Puedo, por ejemplo, encontrar las resonancias de un cuerpo en una obra literaria, leer despacio los sonidos que la componen y reconocer el punto en que el sonido (sólo el sonido) llega a la cúspide de la tensión. Puedo encontrar en mí las vibraciones que pulsan al otro lado de la página, y sentir en la punta de los dedos el roce de una flor (cuando la hace florecer Huidobro, por ejemplo). Puedo mirar al vacío y llenarlo, de experiencia y memoria, de solidez, de dudas, de preguntas que formulan más preguntas. Puedo arrancarle voces de muy vario color a un cuerpo que sólo tenía una. Puedo reconocer una intención en un gesto sutil y escondido.
¿Puedo hacerlo en verdad? ¿De qué recursos me valgo? Memoria, dureza (firmeza, tal vez), creatividad, rigor, práctica, determinación. Quizá.
Pero la duda no se disipa. La duda sigue, porque bien podría hacer la asunción entera y derivar sus consecuencias en función de una falacia, o de un falso problema. Y entonces toda esta certeza de que soy un buen crítico está errada, y todos estos años en que me he presumido, arrogante, entre los mejores ("soy bueno, y no te queda duda") han sido sueño.
Entonces esto que soy podría no ser yo, y la directriz que ha llevado los últimos ¿siete? años nunca tuvo rumbo.
Pero queda esperanza, que debe quedar en registro, para la memoria cuando olvide mis propias palabras: insistir, no claudicar, intentar de nuevo, comprobación fáctica, prueba y error.

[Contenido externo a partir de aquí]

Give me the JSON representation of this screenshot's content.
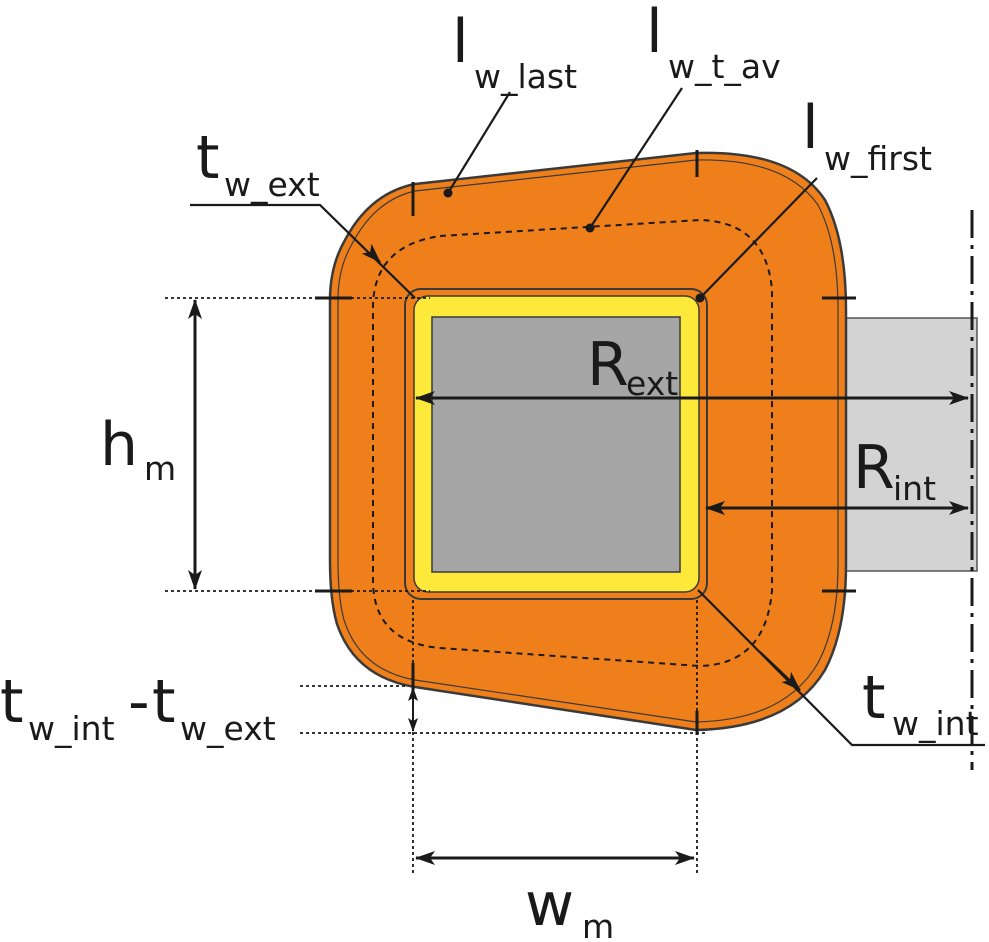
{
  "colors": {
    "winding": "#ee7f1b",
    "insulation": "#fde93a",
    "core": "#a6a6a6",
    "core_right": "#d3d3d3",
    "outline": "#3a3a3a"
  },
  "labels": {
    "l_w_last": {
      "main": "l",
      "sub": "w_last"
    },
    "l_w_t_av": {
      "main": "l",
      "sub": "w_t_av"
    },
    "l_w_first": {
      "main": "l",
      "sub": "w_first"
    },
    "t_w_ext": {
      "main": "t",
      "sub": "w_ext"
    },
    "R_ext": {
      "main": "R",
      "sub": "ext"
    },
    "R_int": {
      "main": "R",
      "sub": "int"
    },
    "h_m": {
      "main": "h",
      "sub": "m"
    },
    "t_w_int_minus_ext": {
      "main1": "t",
      "sub1": "w_int",
      "dash": "-",
      "main2": "t",
      "sub2": "w_ext"
    },
    "t_w_int": {
      "main": "t",
      "sub": "w_int"
    },
    "w_m": {
      "main": "w",
      "sub": "m"
    }
  }
}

lunes, 19 de diciembre de 2011

El oficio de soñar

En Extraños peregrinos: doce cuentos, García Márquez escribe sobre una mujer que un día comienza a tener sueños premonitorios; es tal su habilidad que la "ascienden" de criada de la casa a la soñadora de la familia, y su único deber es contar cada mañana lo que soñó. No recuerdo el final, y no tengo intención de volver a levantar un libro de García Márquez.
No sé, a ciencia cierta, cómo podría ser el oficio de soñar. En este momento estoy aturdido de gripa y antibióticos (dos inyecciones, faltan tres), al punto de pasar el fin de semana tirado en cama; el sábado, más puntualmente, desperté sólo para enviar dos correos y recibir la comida que los amigos me trajeron. El resto del tiempo fue sueño pesado, hasta el dolor de espalda y cadera.
De todo ese tiempo, no recuerdo nada, ni un solo sueño, una sola experiencia onírica que me hiciera dudar de la realidad. Hace mucho no recuerdo mis sueños, sin que sepa realmente por qué. Mi tiempo dormido se ha convertido en un vacío del que nada se recupera.
Las implicaciones, por supuesto, podrían ser varias, o sencillamente ninguna. Si no queda en claro de dónde vienen los sueños, ¿qué importaría si yo no soñara? ¿Acaso los sueños vienen de algún lugar? ¿O debiera preocuparme la otra acepción, la que implica ilusión y deseo? ¿Qué queda de una persona si no sueña?
Importa, en cualquier caso, descansar.

martes, 6 de diciembre de 2011

What if black

Muy tarde, ya entrada la noche y cuando terminé de desvestirme, me di cuenta de que ayer toda mi vestimenta fue negra: de los zapatos al saco, así todas mis prendas.
¿Qué poderosa fuerza, oscura y oculta de la vista plena, puede obligar a un acto que podría parecer del todo deliberado? Han pasado muchos años desde que vestí enteramente de negro, en que al menos mi ropa guardó luto. Nunca me ha parecido indispensable, y estos gatos lo hacen más difícil (apenas sale la camisa del clóset y ya tiene sendas manchas de pelo; pero eso no afecta, porque sencillamente ya me vale madre).
Inhóspito momento para hacer estas reflexiones.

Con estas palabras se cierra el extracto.